Positron Emission Tomography (PET) scans are a powerful diagnostic imaging tool. They provide functional insights into the body’s tissues and organs, complementing anatomical imaging methods. A key component often used is fluorodeoxyglucose (FDG). This article explores what FDG is and its significant role in PET imaging.
What is FDG?
FDG, or Fluorodeoxyglucose F 18, is a radioactive tracer. It is a molecule that closely resembles regular glucose, the body’s primary sugar source. Cells readily take up glucose for energy, and FDG mimics this natural process, allowing its absorption by cells with high metabolic activity.
The “F-18” refers to Fluorine-18, a radioactive isotope that emits positrons. Fluorine-18 has a short half-life of about 109.8 minutes, decaying quickly and limiting patient exposure. This radioactive labeling allows medical professionals to track the FDG’s distribution within the body.
How FDG Works in a PET Scan
An FDG-PET scan typically begins with an intravenous (IV) injection of FDG. After injection, a waiting period of 30 to 60 minutes allows the FDG to circulate and be absorbed by the body’s cells. During this uptake phase, patients are asked to rest quietly to ensure optimal distribution of the tracer.
Cells with high metabolic rates, such as active cancer cells, brain cells, and heart muscle cells, readily take up FDG just as they would normal glucose. This uptake occurs via glucose transporter proteins (GLUTs). After entering the cell, FDG is phosphorylated by an enzyme called hexokinase, forming FDG-6-phosphate. Unlike regular glucose, FDG cannot be further metabolized, effectively “trapping” it inside the cell.
The trapped Fluorine-18 in the FDG undergoes radioactive decay, emitting a positron. This positron travels a short distance before encountering an electron, leading to annihilation. This event produces two gamma rays, each with an energy of 511 keV, that travel in opposite directions. The PET scanner detects these simultaneous gamma rays. A computer reconstructs a detailed three-dimensional image from their arrival times and locations, showing where the FDG has accumulated and indicating areas of increased metabolic activity within the body.
Clinical Applications of FDG-PET
FDG-PET scans are used across medical specialties to visualize metabolic processes. A primary application is in oncology, where FDG-PET helps in the detection, staging, and monitoring of many cancers. Cancer cells often exhibit higher metabolic rates and increased glucose uptake compared to normal cells, leading to greater FDG accumulation, which appears as “hot spots” on the scan. This allows clinicians to identify malignant tumors, assess disease extent, detect recurrence, and evaluate treatment effectiveness.

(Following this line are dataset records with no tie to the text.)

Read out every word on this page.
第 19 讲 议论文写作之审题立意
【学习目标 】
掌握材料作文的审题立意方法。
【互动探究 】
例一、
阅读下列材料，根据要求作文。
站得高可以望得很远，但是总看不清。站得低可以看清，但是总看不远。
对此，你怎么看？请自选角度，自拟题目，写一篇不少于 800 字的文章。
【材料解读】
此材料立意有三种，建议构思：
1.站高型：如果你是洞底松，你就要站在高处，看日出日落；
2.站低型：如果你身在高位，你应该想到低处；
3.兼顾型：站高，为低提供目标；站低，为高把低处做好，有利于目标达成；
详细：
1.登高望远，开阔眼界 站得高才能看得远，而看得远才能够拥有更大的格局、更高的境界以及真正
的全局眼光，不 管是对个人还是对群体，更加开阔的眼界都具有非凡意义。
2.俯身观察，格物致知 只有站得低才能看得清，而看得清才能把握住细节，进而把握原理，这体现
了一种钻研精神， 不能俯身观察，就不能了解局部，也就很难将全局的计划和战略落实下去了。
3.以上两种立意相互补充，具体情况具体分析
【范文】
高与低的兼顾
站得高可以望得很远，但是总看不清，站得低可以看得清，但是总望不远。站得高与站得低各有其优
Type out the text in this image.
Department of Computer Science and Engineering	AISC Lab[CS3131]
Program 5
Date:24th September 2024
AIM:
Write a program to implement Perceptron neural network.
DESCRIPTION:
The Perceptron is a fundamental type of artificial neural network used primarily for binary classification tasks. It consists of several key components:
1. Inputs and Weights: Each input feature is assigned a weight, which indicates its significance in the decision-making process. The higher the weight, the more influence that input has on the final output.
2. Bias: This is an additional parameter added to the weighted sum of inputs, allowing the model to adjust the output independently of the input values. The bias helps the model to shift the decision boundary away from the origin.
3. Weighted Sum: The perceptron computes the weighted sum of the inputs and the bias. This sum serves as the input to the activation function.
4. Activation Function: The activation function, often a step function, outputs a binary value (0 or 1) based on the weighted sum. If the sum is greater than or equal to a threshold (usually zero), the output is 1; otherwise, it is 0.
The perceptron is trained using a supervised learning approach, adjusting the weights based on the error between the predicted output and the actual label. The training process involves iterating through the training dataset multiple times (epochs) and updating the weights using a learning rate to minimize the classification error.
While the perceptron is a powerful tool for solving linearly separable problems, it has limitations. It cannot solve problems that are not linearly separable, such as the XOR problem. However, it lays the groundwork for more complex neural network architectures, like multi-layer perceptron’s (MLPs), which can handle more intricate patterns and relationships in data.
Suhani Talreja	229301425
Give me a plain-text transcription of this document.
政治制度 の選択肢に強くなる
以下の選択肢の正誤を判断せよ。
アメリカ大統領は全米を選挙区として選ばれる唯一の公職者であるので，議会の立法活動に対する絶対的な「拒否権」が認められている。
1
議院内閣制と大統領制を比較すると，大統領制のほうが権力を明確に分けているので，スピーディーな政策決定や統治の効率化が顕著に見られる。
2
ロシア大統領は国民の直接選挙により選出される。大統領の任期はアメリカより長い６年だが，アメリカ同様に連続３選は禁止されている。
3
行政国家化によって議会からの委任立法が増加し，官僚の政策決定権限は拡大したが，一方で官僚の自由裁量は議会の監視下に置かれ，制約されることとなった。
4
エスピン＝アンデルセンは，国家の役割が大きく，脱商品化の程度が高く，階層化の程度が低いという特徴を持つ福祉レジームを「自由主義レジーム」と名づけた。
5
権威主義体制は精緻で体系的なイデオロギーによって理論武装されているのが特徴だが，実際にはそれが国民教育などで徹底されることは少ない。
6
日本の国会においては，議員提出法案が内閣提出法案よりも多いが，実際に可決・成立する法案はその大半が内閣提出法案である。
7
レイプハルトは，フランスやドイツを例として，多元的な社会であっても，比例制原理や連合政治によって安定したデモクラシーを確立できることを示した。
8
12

In neurology, FDG-PET diagnoses conditions affecting brain metabolism. It helps diagnose Alzheimer’s disease by showing reduced glucose metabolism patterns in specific brain regions. The scan also assists in locating seizure foci in patients with epilepsy, as these areas often show altered metabolic activity. FDG-PET offers insights into neuronal activity that can precede structural changes.
FDG-PET is valuable in cardiology for assessing myocardial viability. It identifies heart muscle tissue that is dysfunctional but viable and potentially salvageable through interventions like revascularization. This is achieved by observing the heart’s glucose metabolism, which increases in ischemic (low blood flow) conditions, indicating viable tissue.
FDG-PET also identifies inflammation or infection. Immune cells involved in inflammatory and infectious processes have elevated metabolic demands, similar to cancer cells, leading to increased FDG uptake. This makes FDG-PET useful for diagnosing conditions such as fever of unknown origin, osteomyelitis, and certain autoimmune diseases.